As he grew older, Alain Resnais revealed the wistful sentimentalist behind the formalist pathfinder of Hiroshima Mon Amour and Muriel. Mélo is illustrative of the French filmmaker’s autumnal mellowness, replacing the fragmentation of the earlier pictures with graceful long takes and a Minnelli-like attention to subtly emotive colors. Adapting an archaic play by Henri Bernstein, Resnais courts quaintness from the get-go: The dramaturgy of the film’s romantic triangle—involving longtime friends and violinists Pierre (Pierre Arditi) and Marcel (André Dussollier) and Pierre’s wife Romaine (Sabine Azéma)—and its fluttery drawing-room dialogue surely must have already been considered creaky when the play first came out in 1929. Yet the director is clearly moved by the characters and their “lost poetry and youth,” and the rapt gaze of his camera extracts true feeling from their tragicomic convolutions. At first coming off as a step backward for Resnais, the theatricality of Mélo (complete with dissolves of red curtains announcing the end of an act) becomes a different sort of experimentalism, attuned more to the emotional wholeness of its protagonists than to the structural splintering of the narrative. Fans of Resnais the hardcore avant-gardist may reject the switch, but the fact is Dussollier’s unbroken, six-minute monologue as his character serenely but achingly recalls his disillusionment with love is more affecting than the entirety of Last Year at Marienbad.

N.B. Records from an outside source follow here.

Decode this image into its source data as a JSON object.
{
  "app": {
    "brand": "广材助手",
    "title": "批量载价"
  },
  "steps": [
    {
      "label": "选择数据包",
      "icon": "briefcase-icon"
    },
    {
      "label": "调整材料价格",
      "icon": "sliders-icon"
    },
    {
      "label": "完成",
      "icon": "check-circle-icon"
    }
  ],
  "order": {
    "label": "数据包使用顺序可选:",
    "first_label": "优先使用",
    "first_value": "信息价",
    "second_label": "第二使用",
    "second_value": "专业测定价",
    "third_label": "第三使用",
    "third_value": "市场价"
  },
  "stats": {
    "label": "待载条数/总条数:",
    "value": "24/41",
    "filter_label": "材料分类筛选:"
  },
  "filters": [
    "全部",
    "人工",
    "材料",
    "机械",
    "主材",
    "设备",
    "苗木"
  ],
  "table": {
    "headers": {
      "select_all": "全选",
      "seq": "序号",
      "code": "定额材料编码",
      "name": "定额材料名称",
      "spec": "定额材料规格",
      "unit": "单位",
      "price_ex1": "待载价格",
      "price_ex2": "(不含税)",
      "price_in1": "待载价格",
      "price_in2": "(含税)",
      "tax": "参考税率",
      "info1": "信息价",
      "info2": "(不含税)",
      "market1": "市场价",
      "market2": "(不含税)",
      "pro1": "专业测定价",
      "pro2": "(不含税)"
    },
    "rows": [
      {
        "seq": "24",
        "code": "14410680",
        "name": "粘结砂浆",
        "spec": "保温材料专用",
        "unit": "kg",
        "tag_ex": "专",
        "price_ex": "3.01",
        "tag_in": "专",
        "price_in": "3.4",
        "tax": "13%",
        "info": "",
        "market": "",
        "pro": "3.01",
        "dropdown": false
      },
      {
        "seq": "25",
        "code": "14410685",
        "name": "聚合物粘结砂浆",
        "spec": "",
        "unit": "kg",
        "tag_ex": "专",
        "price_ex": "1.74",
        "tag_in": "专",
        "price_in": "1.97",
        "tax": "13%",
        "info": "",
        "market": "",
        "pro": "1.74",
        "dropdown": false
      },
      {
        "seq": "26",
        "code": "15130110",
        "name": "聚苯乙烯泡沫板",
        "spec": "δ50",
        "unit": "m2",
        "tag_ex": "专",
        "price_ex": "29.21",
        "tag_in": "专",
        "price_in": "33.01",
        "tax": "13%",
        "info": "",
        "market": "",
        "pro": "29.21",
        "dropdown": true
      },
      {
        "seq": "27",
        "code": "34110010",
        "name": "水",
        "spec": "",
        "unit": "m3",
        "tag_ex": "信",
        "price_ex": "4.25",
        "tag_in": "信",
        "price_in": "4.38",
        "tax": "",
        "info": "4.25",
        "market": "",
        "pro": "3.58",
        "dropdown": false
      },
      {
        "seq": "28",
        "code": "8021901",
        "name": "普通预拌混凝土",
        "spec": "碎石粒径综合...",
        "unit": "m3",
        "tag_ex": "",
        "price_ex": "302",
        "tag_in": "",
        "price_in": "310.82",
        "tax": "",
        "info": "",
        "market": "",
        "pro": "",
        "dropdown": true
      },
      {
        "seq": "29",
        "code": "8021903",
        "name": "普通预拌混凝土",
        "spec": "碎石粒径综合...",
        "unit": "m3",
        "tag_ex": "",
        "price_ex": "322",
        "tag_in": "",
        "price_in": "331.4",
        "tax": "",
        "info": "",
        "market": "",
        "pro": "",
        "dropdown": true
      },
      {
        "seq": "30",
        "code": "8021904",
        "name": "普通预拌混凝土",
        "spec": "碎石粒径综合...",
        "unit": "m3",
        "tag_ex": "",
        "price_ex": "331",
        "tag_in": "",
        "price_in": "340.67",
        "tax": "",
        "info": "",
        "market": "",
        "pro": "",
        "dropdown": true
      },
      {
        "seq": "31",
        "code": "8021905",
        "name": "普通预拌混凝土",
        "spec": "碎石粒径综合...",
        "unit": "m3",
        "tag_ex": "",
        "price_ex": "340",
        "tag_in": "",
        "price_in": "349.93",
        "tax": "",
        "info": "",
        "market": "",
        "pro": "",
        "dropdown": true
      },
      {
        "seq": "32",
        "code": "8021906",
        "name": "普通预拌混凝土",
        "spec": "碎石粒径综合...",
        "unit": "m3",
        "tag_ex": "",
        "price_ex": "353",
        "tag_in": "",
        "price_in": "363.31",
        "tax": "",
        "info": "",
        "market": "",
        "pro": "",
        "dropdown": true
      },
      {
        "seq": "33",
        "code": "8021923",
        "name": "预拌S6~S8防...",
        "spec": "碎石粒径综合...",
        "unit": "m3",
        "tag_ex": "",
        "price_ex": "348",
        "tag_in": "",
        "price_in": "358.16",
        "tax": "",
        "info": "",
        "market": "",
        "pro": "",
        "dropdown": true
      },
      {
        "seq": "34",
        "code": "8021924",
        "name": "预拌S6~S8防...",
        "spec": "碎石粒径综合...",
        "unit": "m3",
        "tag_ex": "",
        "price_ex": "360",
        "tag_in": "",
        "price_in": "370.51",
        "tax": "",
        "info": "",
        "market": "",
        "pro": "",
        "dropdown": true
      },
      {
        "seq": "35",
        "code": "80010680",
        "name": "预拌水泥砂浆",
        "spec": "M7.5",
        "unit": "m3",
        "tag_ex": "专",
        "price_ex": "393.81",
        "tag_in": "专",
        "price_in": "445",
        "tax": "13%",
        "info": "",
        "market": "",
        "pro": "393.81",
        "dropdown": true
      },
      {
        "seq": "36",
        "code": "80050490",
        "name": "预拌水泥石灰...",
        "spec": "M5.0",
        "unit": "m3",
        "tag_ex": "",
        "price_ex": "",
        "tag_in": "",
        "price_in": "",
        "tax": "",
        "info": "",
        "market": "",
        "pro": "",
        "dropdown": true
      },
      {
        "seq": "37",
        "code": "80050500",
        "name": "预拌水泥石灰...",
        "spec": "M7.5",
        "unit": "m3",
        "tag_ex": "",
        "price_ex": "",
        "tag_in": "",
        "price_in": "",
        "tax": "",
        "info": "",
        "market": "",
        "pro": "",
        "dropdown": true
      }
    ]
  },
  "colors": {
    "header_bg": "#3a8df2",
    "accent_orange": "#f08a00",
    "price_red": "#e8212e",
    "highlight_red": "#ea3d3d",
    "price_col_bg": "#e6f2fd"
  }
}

Alain Resnais’s masterful use of lighting benefits from a warm transfer that, while not entirely free of image softness, sustains the melancholy mood. The sound is similarly delicate.
An interview from 2002 with producer Marin Karmitz reveals how no studio wanted to make the film, and how he got Resnais to shoot it in three weeks. An unsubtitled trailer is the only other feature.
Perennial modernist Alain Resnais enters "old man cinema" territory with grace and style.